Machine learning– often conflated with the term “artificial intelligence,” machine learning (ML) is the practice of using algorithms to learn from data.
Model– a model is a machine learning algorithm that builds its own understanding of a topic, or its own “model” of the world.
Natural language processing– software to understand the intent and relationships of ideas within language.

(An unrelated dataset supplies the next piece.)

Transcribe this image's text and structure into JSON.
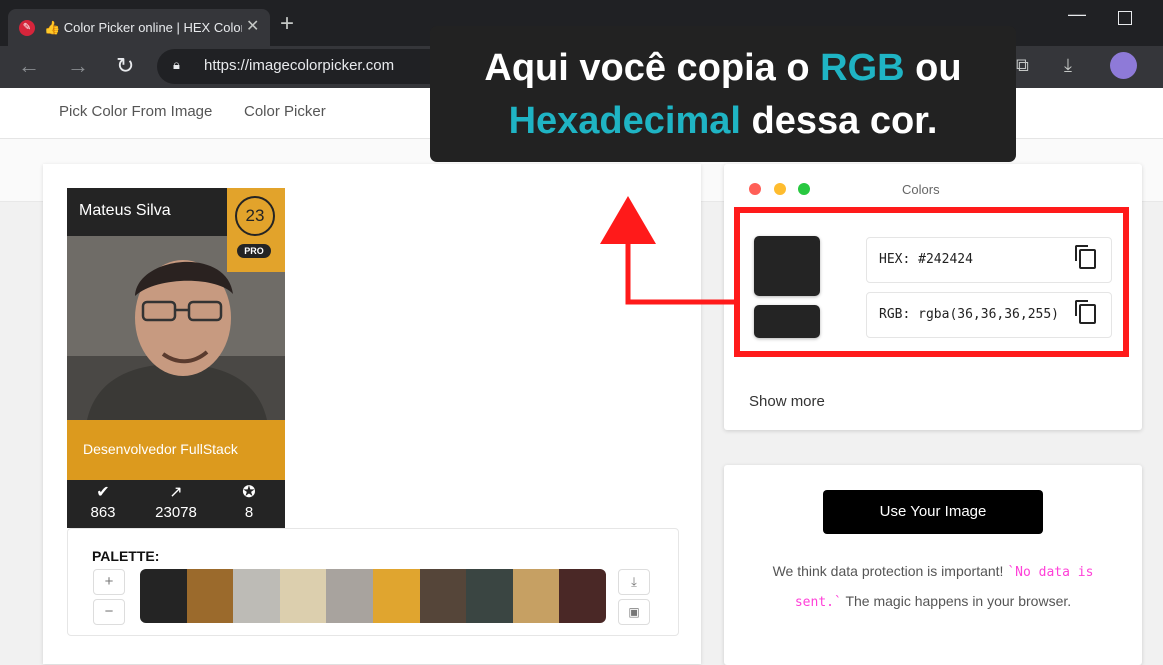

Neural networks– algorithms roughly built to model the way the brain processes information, through webs of connected mathematic equations. Data given to a neural network is broken into smaller pieces and analyzed for underlying patterns thousands to millions of times depending on the complexity of the network. A deep neural network is when the output of one neural network is fed into the input of another, chaining them together as layers. Typically, the layers of a deep neural network would analyze data on higher and higher levels of abstraction, meaning they each throw out data learned to be unnecessary until the simplest and most accurate representation of the data is left.
- Convolutional neural network (CNN)– a neural network used primarily to recognize and understand images, video, and audio data, due to its ability to work with dense data such as millions of pixels of an image or thousands of samples of an audio file.
- Recurrent neural network (RNN)– a neural network popular for natural language processing that analyzes data cyclically and sequentially, meaning it can process data like words or sentences while maintaining their order and context in a sentence.
- Long short-term memory network (LSTM)– a variation of the recurrent neural network that is meant to retain structured information based on data. For instance, an RNN could recognize all the nouns and adjectives in a sentence and if they’re used correctly, but an LSTM could remember the plot of a book.
Reinforcement learning (RL)– an area of machine learning where algorithms learn from experience. An algorithm can control some aspect of its environment, like a video game character, and then learn through repeated trial and error. Since they are highly repeatable, act as models of the 3D world, and are already played on computers, many reinforcement learning breakthroughs have come from algorithms playing video games. RL was one of the main types of machine learning used in DeepMind’s AlphaGo, which beat world champion Lee Sedol in Go. In the real world, it’s been already demonstrated in areas like cybersecurity, where software learns to trick anti-virus software into thinking malicious files are actually safe.
Superintelligence– artificial intelligence more powerful than the human brain. Difficult to define because we still cannot objectively measure much of what our human brains can do.
Supervised learning– a type of machine learning where, when being trained, the algorithm is given data that’s already organized and labelled. If you’re building a supervised learning algorithm to identify cats, you would train the algorithm on 1,000 images of cats labelled “cat.”
Training– the process of teaching an algorithm by supplying it data to learn from.
Unsupervised learning– a type of machine learning where the algorithm is not given any information about how it should classify or categorize the data, and must find those relationships for itself. AI researchers like Facebook’s LeCun see unsupervised learning as the “holy grail” of AI research, as it’s very similar to the way humans naturally learn. “The brain is much better than our model at doing unsupervised learning,” LeCun told IEEE Spectrum. “That means that our artificial learning systems are missing some very basic principles of biological learning.”